Não sei se é porque nossa formação é a mesma (ambas fizemos desenho industrial) ou se ela me chama a atenção por mudar o cabelo com a mesma frequência que eu (acredito que ela mude muito mais). O fato é que Camis Fank é única, se destaca no meio da multidão, pois é autêntica (e, sim, porque tem cabelos ruivos - pelo menos até o fim desta entrevista -, e eu acho lindo cabelos ruivos). Te digo que foi uma delícia poder conhecê-la um pouquinho melhor. E, se foi bom para mim, será otimo para você ter um pedacinho da Camis Fank:

Por Emmanuelle Saeger

1. Família: casamento da irmã. 2. Papai, mamãe e Camis. 3. As duas grandes paixões, Alice e Mancha. 4. Camis pequenita em Santiago. 5. Nas férias em Santiago com o gatíssimo

A Camis veio de Santiago. Não, ela não é chilena e sim de uma cidade pequenina do Sul com 51.088 habitantes (população estimada em 2008). Deixa eu te mandar um link para você ver a cidade. Santiago é uma cidade de tradição literária conhecida como "a terra dos poetas". Camila faz poesia visual (para quem ainda não a conhece, ela é a nossa diretora de arte dos projetos especiais das revistas da Trip Editora), projetos lindos de se ver.

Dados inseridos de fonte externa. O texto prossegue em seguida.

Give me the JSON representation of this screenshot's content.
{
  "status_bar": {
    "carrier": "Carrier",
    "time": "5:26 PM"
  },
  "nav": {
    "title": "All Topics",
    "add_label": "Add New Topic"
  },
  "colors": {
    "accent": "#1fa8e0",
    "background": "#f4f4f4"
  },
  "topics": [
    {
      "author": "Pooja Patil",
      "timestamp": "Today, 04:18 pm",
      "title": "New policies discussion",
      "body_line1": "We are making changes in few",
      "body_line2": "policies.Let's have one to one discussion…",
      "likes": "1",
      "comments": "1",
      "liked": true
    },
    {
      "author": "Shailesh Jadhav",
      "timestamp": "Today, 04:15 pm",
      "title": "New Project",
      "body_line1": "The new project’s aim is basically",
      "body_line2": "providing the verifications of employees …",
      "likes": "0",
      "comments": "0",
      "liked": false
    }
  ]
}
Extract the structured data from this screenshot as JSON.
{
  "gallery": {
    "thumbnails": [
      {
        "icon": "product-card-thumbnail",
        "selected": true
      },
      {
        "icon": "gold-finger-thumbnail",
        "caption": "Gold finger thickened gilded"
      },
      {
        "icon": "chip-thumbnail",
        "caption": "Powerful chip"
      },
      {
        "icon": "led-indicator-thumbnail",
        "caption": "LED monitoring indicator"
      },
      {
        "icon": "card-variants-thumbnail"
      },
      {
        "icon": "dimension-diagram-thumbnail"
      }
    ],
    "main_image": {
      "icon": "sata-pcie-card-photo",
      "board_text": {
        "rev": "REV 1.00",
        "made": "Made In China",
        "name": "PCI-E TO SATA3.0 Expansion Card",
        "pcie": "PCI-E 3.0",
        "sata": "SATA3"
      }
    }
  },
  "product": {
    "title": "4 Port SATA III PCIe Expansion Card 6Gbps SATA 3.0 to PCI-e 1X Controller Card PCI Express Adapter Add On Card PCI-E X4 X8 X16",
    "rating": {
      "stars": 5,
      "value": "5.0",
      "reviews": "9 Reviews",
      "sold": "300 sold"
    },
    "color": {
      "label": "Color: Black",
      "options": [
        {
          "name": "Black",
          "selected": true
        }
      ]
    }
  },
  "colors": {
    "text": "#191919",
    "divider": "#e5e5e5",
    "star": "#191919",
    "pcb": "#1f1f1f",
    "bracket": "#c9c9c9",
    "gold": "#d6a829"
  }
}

Pai e mãe ainda casados, Camis é a segunda filha (tem uma irmã mais velha e um casal mais novo). Com 15 anos seu coração mandava fazer teatro. O pai se recusou a ajudar. "Tudo menos teatro". Não fez nenhuma outra exigência. Cogitou fazer "aquela coisa da santa trindade": medicina/odonto, engenharia ou direito.
Optou por odonto. "Um dia fui a uma livraria pra ver uns livros de odonto e quase vomitei ali mesmo". O critério de escolha ficou simples: eliminaria qualquer coisa que envolvesse exatas e os cursos "com sangue" (calafrios).

Saiu de Santiago para fazer um intensivo (pré-vestibular) em Santamaria. Caiu no desenho industrial. Nada assim muito pensado, mas "aconteceu", assim como muita coisa simplesmente "acontece" em sua vida. E se encontrou. "Me apaixonei por design de embalagem e PDV". Se arrepende de não ter feito teatro? "Não. mas no fim a gente sempre acaba encenando um pouco, né? Hoje dou graças a Deus porque não deu certo". Pela questão da grana? "Digamos que eu aprendi a ser mais reservada por causa da minha (atual) profissão [risos]".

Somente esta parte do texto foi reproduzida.